Sunday, 29 November 2015

O Come, O Come Emmanuel

I'm back!

This advent, I want to focus on verses of Christmas and Advent carols. I'll be starting this week with "O Come, O Come Emmanuel," which may well be my favorite of the entire lot.  I don't pretend to know much of the history of the carols, although my friend Clara Biesel does.  I'll try to ask her each week for at least a little on that week's carol.  But I want to get closer to Christmas and Advent both this year, and music was what once drew me more than anything else.

O come, O come, Emmanuel
And ransom captive Israel
That mourns in lonely exile here
Until the Son of God appear
Rejoice!  Rejoice! Emmanuel shall come to thee, O Israel.
This time of year, my family thinks and talks a lot about my father Judge Tom Mulvaney.  And I often wonder why I don't connect more with a motto of his that should be right up my alley: "The purpose of life on Earth is to make one's self ready for eternal life with God."  Perhaps it's just the formality of his words.  Even on the bench, he seemed much more natural.

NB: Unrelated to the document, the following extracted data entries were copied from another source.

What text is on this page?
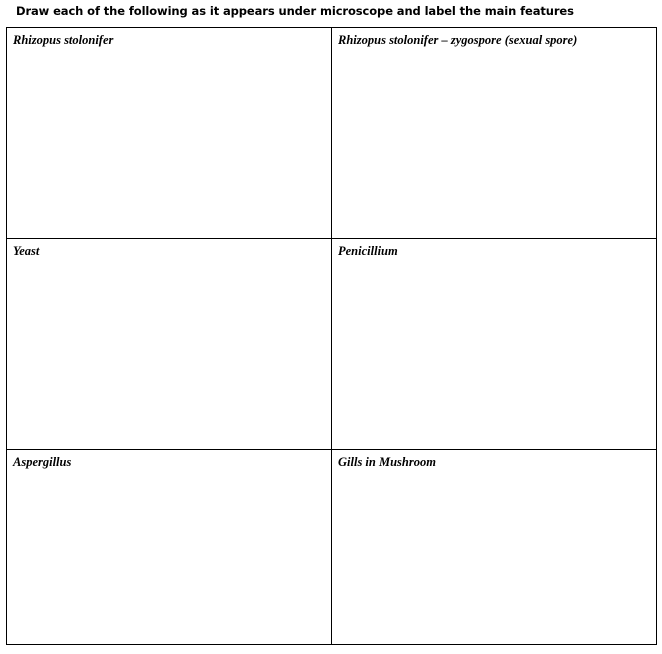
Draw each of the following as it appears under microscope and label the main features
Rhizopus stolonifer	Rhizopus stolonifer – zygospore (sexual spore)
Yeast	Penicillium
Aspergillus	Gills in Mushroom
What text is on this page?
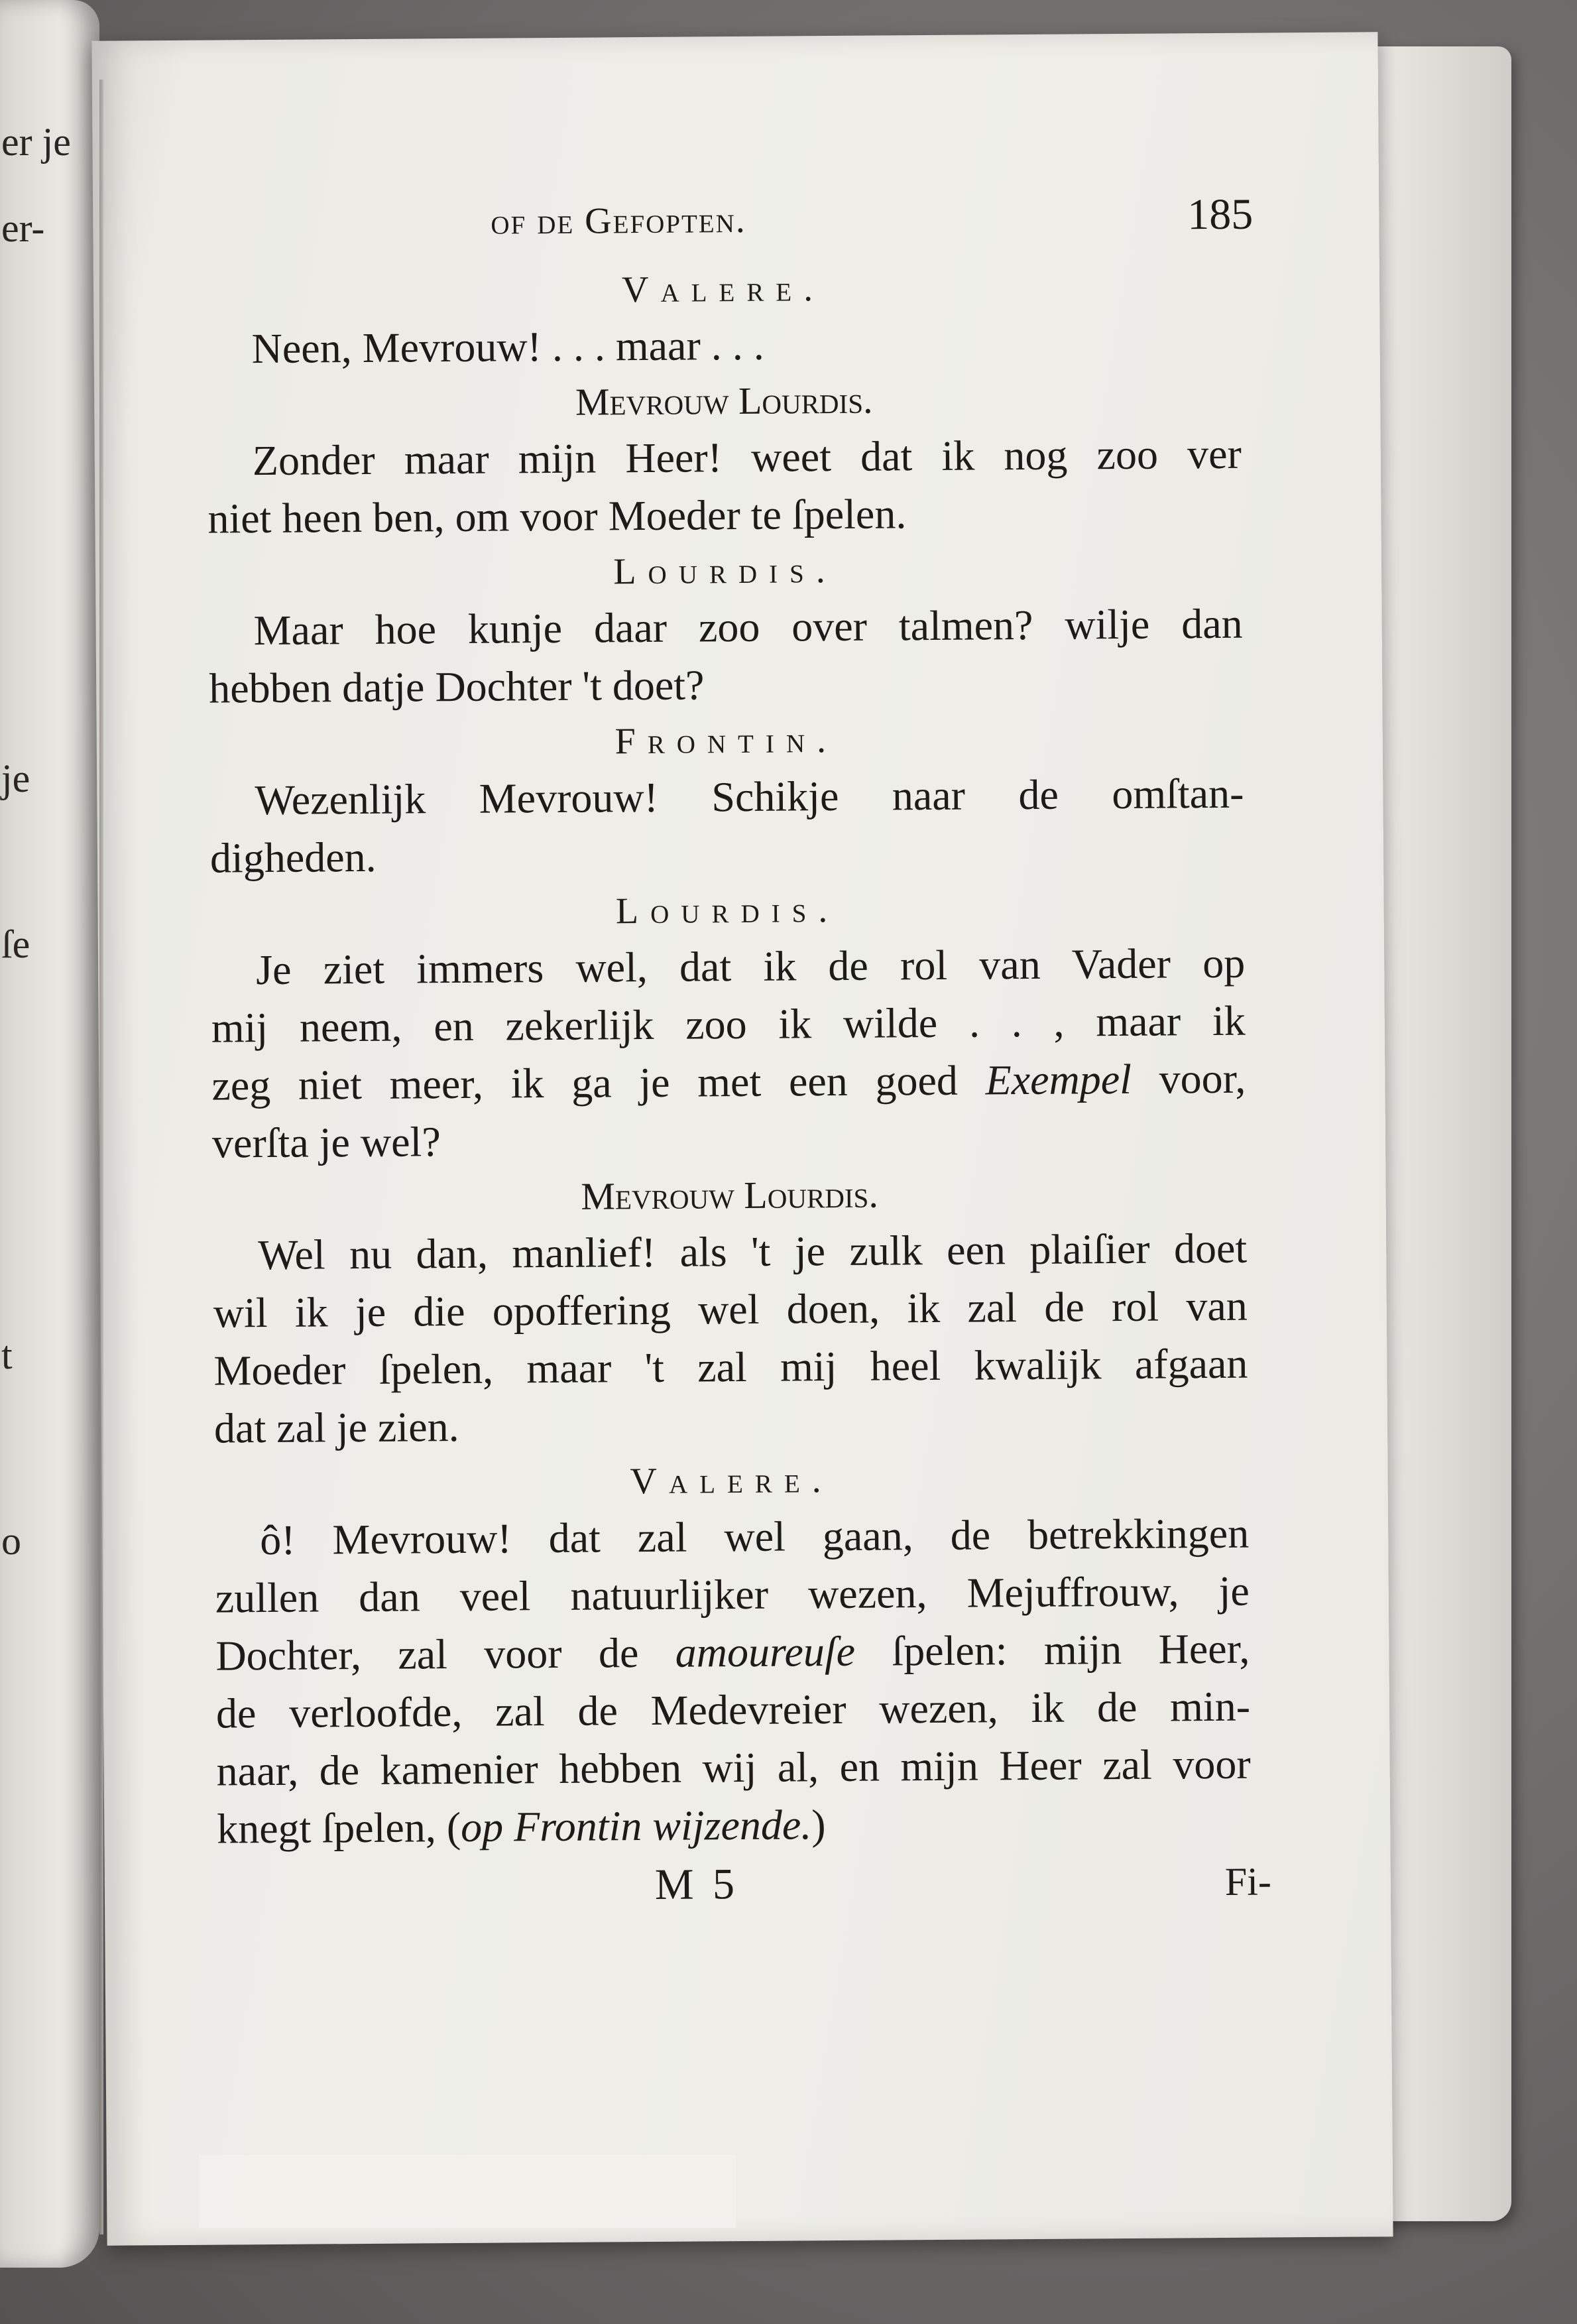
er je
er-
je
ſe
t
o
of de Gefopten.	185
Valere.
Neen, Mevrouw! . . . maar . . .
Mevrouw Lourdis.
Zonder maar mijn Heer! weet dat ik nog zoo ver
niet heen ben, om voor Moeder te ſpelen.
Lourdis.
Maar hoe kunje daar zoo over talmen? wilje dan
hebben datje Dochter 't doet?
Frontin.
Wezenlijk Mevrouw! Schikje naar de omſtan-
digheden.
Lourdis.
Je ziet immers wel, dat ik de rol van Vader op
mij neem, en zekerlijk zoo ik wilde . . , maar ik
zeg niet meer, ik ga je met een goed Exempel voor,
verſta je wel?
Mevrouw Lourdis.
Wel nu dan, manlief! als 't je zulk een plaiſier doet
wil ik je die opoffering wel doen, ik zal de rol van
Moeder ſpelen, maar 't zal mij heel kwalijk afgaan
dat zal je zien.
Valere.
ô! Mevrouw! dat zal wel gaan, de betrekkingen
zullen dan veel natuurlijker wezen, Mejuffrouw, je
Dochter, zal voor de amoureuſe ſpelen: mijn Heer,
de verloofde, zal de Medevreier wezen, ik de min-
naar, de kamenier hebben wij al, en mijn Heer zal voor
knegt ſpelen, (op Frontin wijzende.)
M 5	Fi-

But stories of exile are all about longing to return home, are they not?  About being alone.  Ex-patriot stories are different.  Full of adventure and finding of the self.  About claiming a new country and birthright or finding that the foibles and terrors of your culture are not a universal part of human nature but a choice that can be un-chosen.

I've written a novel about the ultimate exile -- sleeping beauty removed from her home by time.  Completely beyond the hope of repeal of her sentence and being reunited with her home and her family.  So I suppose it's no surprise that that is the phrase that connects.

We remember no life but this one.  We build homes and families and ties to this world.  But we are born exiles.  We are born away from our true home.  We are born in a world where we do not fully fit, always aching for pardon and return home even as we build lives here.

We do not belong here.  We are aching for home.

In an otherwise troublesome book, Till We Have Faces, a brand new queen makes her first act on the throne the freeing of her beloved tutor (and true father figure) from his slavery.  She is then dismayed and shocked that the other men of her confidence immediately start congratulating him and offering to help him pack for his trip home.  He later tells her that he has passed the test, and that he will stay to help her out of love rather than stumbling home.

In Winter's Tale, a servant named Camillo who was forced to flee his country in order to avoid the king's order to kill his friend and the king of a neighboring kingdom is willing to cause all kinds of fuss and misunderstandings simply on the hope that he will have to return home to settle the matter later.  He receives his wish and comes home to joyful and magic reunions.

We all connect with this emotion, somewhere deep down.  It is not one that requires a great leap of empathy or the assistance of mighty words to comprehend.  It is the call of our souls.  We are in lonely exile here on Earth.  Trying to build as best a life we can.  Trying to do the best we can.

But ready in a moment to be called home.  Eager for when we will all be there together again.

How much more remarkable to find that Jesus instead came to us.  And that He will come again -- to us here.  That this place will one day not be a place of exile but a home in its own right.

That's why what we do here matters so much -- and why perhaps I struggle with my father's motto.  The Kingdom of God is now and here, I've said many times before in earlier years on this blog.  This feels like a place that is not our home and thus beneath our true interest.  But it's not.  It will be God's home truly and fully someday.  We will make this our home.

So we need to build a Kingdom of which God could be proud -- as well as we can.  We may be in lonely exile, but we are meant to do work while we are there, as Camillo did.  The same worthy service that maneuvered him into a position to do the good work that won him passage home at last.  To be fair, the same worthy service that kept him in exile working hard for the good of an earthly realm -- but that very work also made him fit for heaven.

So yes, the purpose is returning Home.  But it's important to remember that this land will not be abandoned.  So it's just as important to build a home here that we can imagine God choosing to dwell in.